Crippling Perfectionism

There’s a point in the creative process where I’m no longer making my work better—I’m just tinkering. Not improving. Not refining. Just fussing. It feels productive. It looks like progress. But it’s often a mask for fear: fear of calling something done when it’s not yet as original or excellent as I think it could be.

I know I’m not alone in this experience. Sometimes I think about Felix Mendelssohn, who never published his Symphony No. 4. He was oddly reluctant to release this work, despite it now being considered one of his greatest orchestral achievements. That’s the tragedy of perfectionism: it can keep our best work locked away, unfinished, and unseen.

The same story plays out in other disciplines. Ralf Ellison, despite the enormous success of his novel Invisible Man, spent the better part of 40 years on his unfinished book Juneteenth—revising, expanding, second-guessing. But he never saw it published. It was only after his death that his unfinished manuscripts were published. Despite the quality of his work, Ellison could never bring himself to say, “This is finished.”

These stories remind me that we artists often get stuck between what our work actually is and the hazy dream of perfection. There’s a line between refining and obsessing. And I cross it more than I’d like to admit. There’s a quote often attributed to Picasso that sums up this predicament well: “A work of art is never finished, only abandoned.”

That sentiment always rang true for me. But a friend of mine, Jack, once said something that really challenged me. When I quoted Picasso, Jack responded, “I disagree. I call something finished. Then, when I look back, I see where I was in that season of my life. That perspective stuck with me. What if the goal isn’t to create perfect monuments? What if, instead, we’re creating markers—snapshots of who we were, and what we were reaching for?

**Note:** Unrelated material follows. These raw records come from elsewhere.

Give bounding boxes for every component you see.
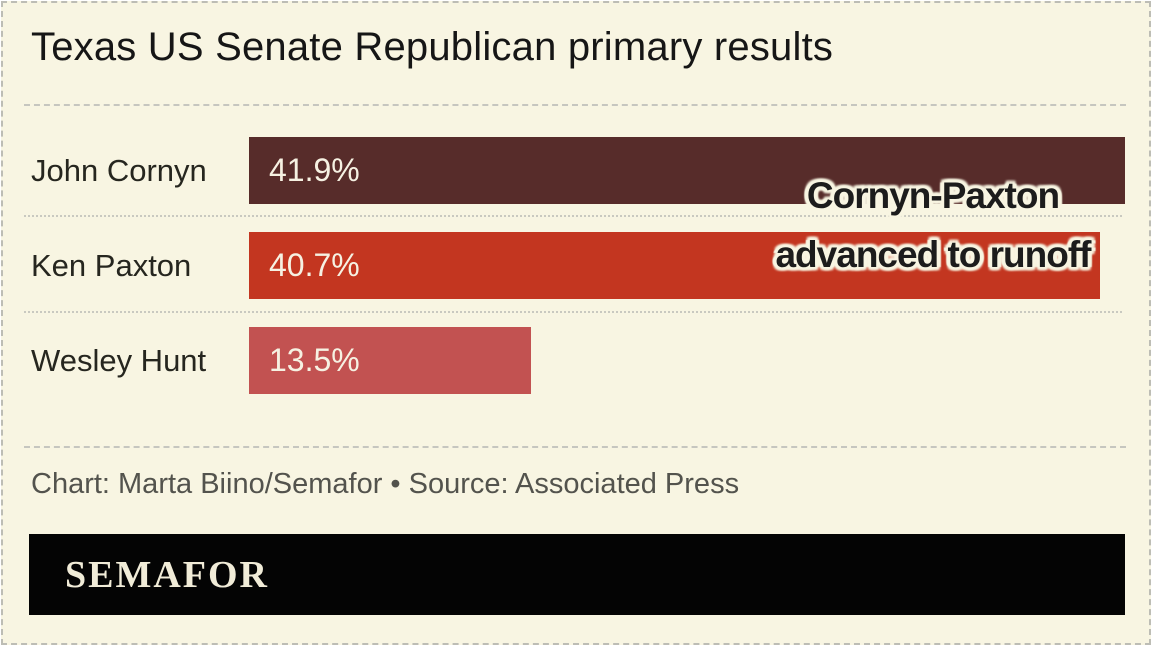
bar-value-paxton: 40.7%	[269, 247, 360, 283]
bar-track: 40.7%	[249, 232, 1125, 299]
bar-track: 13.5%	[249, 327, 1125, 394]
bar-hunt: 13.5%	[249, 327, 532, 394]
bar-row-paxton: Ken Paxton 40.7%	[3, 232, 1149, 299]
row-separator	[24, 311, 1122, 313]
annotation-line-1: Cornyn-Paxton	[806, 175, 1060, 216]
bar-label-cornyn: John Cornyn	[31, 153, 207, 188]
bar-value-cornyn: 41.9%	[269, 152, 360, 188]
bar-value-hunt: 13.5%	[269, 342, 360, 378]
bar-paxton: 40.7%	[249, 232, 1100, 299]
row-separator	[24, 215, 1122, 217]
logo-bar: SEMAFOR	[29, 534, 1125, 615]
divider-above-credit	[24, 446, 1126, 448]
credit-line: Chart: Marta Biino/Semafor • Source: Ass…	[31, 468, 740, 500]
annotation-line-2: advanced to runoff	[775, 234, 1091, 275]
bar-row-hunt: Wesley Hunt 13.5%	[3, 327, 1149, 394]
chart-annotation: Cornyn-Paxton advanced to runoff	[721, 166, 1145, 284]
bar-cornyn: 41.9%	[249, 137, 1125, 204]
bar-track: 41.9%	[249, 137, 1125, 204]
page-title: Texas US Senate Republican primary resul…	[31, 25, 834, 69]
divider-under-title	[24, 104, 1126, 106]
bar-label-hunt: Wesley Hunt	[31, 343, 207, 378]
bar-label-paxton: Ken Paxton	[31, 248, 192, 283]
bar-row-cornyn: John Cornyn 41.9%	[3, 137, 1149, 204]
semafor-logo: SEMAFOR	[65, 553, 269, 596]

The example of Tchaikovsky, himself a perfectionist, is helping me see a healthier way forward. In a letter to his patroness, Nadezhda von Meck, he confessed: “All my life I have been much troubled by my inability to grasp and manipulate form in music… I shall end my days without having written anything that is perfect in form.” That’s a raw, honest confession. But for me, it feels freeing. Tchaikovsky acknowledged imperfection while still creating works of immense beauty. If he could do that, then maybe I can too.

So I’m learning to recognize when my fear of imperfection is crippling me, and I’m trying to say: “This is finished—not because it’s flawless, but because it’s honest. It’s the best I could give, in this moment, in this season. It reflects my struggle, my growth, and my voice.” And that is enough.